People had loved him. He was poor and foolish and people will always have a place in their hearts for the harmless. He loved to gamble, for it was another way of finding water, a divination that set his whole body sparking. Sam Pickles grew up on that racetrack, hanging around the stables or by the final turn where the Patterson’s Curse grew knee high and the ground vibrated with all that passing flesh. Old Merv had Sam down as a rider. He was small and there was something about it in his blood, but when Merv died the dream went with him. A gambler’s wife has ideas of her own. Fools breed a hardness in others they can’t know. Sam Pickles tried to knuckle down to his mother’s way. He came to love labour the way his father never did, but there was always that nose for chance he’d inherited, an excitement in random shifts, the sudden leaping out of the unforeseen. He did badly at school and was apprenticed to a butcher. Then one day, with the shifty shadow upon him, he shot through, leaving his mother without a son, the butcher without an arse to kick, and a footy team without a snappy rover for whom the ball always fell the right way. A lot of things had happened since that day. His luck had waxed and waned. Like a gambler he thought the equation was about even, though any plant, animal or mineral could have told him he was on a lifelong losing streak. Plenty of queer things had occurred, but he’d never before woken up smelling the old man. It could only mean something big. Even as a boy he’d known that his father’s soul had touched him on the way up. He knew that meant something big and quiet and scary as hell.

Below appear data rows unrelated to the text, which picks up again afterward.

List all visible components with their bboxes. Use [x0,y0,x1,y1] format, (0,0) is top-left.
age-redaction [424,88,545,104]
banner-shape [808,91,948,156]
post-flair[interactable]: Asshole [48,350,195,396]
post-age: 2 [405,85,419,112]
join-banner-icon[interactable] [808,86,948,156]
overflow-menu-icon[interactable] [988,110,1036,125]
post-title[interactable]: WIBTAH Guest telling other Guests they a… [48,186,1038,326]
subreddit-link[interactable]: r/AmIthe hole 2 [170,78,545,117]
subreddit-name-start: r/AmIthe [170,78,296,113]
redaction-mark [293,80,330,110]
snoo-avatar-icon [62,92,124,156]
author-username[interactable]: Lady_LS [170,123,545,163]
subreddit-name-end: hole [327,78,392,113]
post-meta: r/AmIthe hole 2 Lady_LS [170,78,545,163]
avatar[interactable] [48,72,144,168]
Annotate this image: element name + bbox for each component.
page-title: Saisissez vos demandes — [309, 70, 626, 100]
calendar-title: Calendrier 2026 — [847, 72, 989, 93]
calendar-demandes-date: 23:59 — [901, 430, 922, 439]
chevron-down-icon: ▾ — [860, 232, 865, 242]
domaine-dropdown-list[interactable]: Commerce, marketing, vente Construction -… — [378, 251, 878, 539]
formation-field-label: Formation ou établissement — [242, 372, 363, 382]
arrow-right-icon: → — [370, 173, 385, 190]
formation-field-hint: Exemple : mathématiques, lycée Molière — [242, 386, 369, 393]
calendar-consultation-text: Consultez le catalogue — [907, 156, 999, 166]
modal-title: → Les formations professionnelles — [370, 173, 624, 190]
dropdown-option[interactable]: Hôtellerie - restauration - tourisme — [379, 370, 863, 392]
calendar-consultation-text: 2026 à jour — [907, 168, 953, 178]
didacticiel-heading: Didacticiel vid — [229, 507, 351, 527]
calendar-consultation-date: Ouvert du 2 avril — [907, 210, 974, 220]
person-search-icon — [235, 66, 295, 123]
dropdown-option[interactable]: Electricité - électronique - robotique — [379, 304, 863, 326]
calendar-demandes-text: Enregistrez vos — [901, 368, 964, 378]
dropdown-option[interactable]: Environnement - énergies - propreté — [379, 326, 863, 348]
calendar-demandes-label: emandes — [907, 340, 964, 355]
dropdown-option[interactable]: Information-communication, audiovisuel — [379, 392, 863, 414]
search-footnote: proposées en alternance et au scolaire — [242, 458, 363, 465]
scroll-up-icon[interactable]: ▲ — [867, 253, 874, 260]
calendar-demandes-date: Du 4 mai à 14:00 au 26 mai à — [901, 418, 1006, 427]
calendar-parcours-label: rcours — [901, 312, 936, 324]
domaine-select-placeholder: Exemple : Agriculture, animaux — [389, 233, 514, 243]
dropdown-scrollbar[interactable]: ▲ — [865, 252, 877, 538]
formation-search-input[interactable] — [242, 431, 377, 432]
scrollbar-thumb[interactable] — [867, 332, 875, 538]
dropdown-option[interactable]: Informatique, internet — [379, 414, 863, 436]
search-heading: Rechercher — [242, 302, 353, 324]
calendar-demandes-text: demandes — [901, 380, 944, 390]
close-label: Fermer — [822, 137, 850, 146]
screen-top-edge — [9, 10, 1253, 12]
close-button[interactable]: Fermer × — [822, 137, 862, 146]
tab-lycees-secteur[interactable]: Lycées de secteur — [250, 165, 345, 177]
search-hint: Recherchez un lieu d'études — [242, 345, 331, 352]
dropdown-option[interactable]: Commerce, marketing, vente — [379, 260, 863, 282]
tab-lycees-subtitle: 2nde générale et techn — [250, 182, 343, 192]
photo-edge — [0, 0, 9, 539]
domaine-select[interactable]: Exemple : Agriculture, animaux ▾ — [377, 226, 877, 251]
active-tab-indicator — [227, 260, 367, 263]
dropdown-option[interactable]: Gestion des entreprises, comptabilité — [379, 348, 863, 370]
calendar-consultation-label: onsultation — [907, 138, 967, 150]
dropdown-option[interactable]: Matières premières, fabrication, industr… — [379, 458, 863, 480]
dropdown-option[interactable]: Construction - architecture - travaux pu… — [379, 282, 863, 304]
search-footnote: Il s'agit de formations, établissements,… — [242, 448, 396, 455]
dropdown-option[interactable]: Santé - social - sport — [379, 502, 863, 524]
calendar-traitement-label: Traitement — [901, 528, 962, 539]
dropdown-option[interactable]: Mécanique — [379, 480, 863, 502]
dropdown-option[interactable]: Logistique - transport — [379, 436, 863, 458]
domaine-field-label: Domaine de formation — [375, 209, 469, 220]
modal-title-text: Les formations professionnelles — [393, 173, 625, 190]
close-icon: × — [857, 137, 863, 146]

Men were stirring and cursing now, and the cook was spitting out behind the mess hall. They were hard men here — crims, fighters, scabs, gamblers — but the government didn’t seem to give a damn who they were as long as they filled quotas. They were here to mine guano for phosphate, and there was no shortage of that. Some places, a man could get thighdeep in the stuff if he wanted to. Dozers scooped it, trucked it and dumped it on barges. In Sam’s hut some wag had painted the motto on the door: Give em shit. And that’s what they did. Sam didn’t mind the work. It was better for his asthma than the wheat dust on the mainland wharf, where he’d been foreman. And the money was good. Right now he needed the dough, what with a wife and three kids to feed. In a single bad year he’d gambled away everything he’d ever owned and he figured he’d see the war out hauling birdcrap to make up. A man could always recover his losses.
These islands were the sort of place to put the wind up a man, though. He knew about all those murders and mutinies. The Batavia business. There’d been madness out on these sea rocks since whitefellas had first run into them. Under the night sky they glowed white and when you heard some blokes had found a man’s foot in a rubber boot, you wondered whether you weren’t living on some outpost of Hell itself. His cousin Joel had worked here as a crayfisherman before he made his pile on the horses. Joel said sometimes you heard the sound of men strangling women at night, but in the morning you always told yourself it was the birds nesting.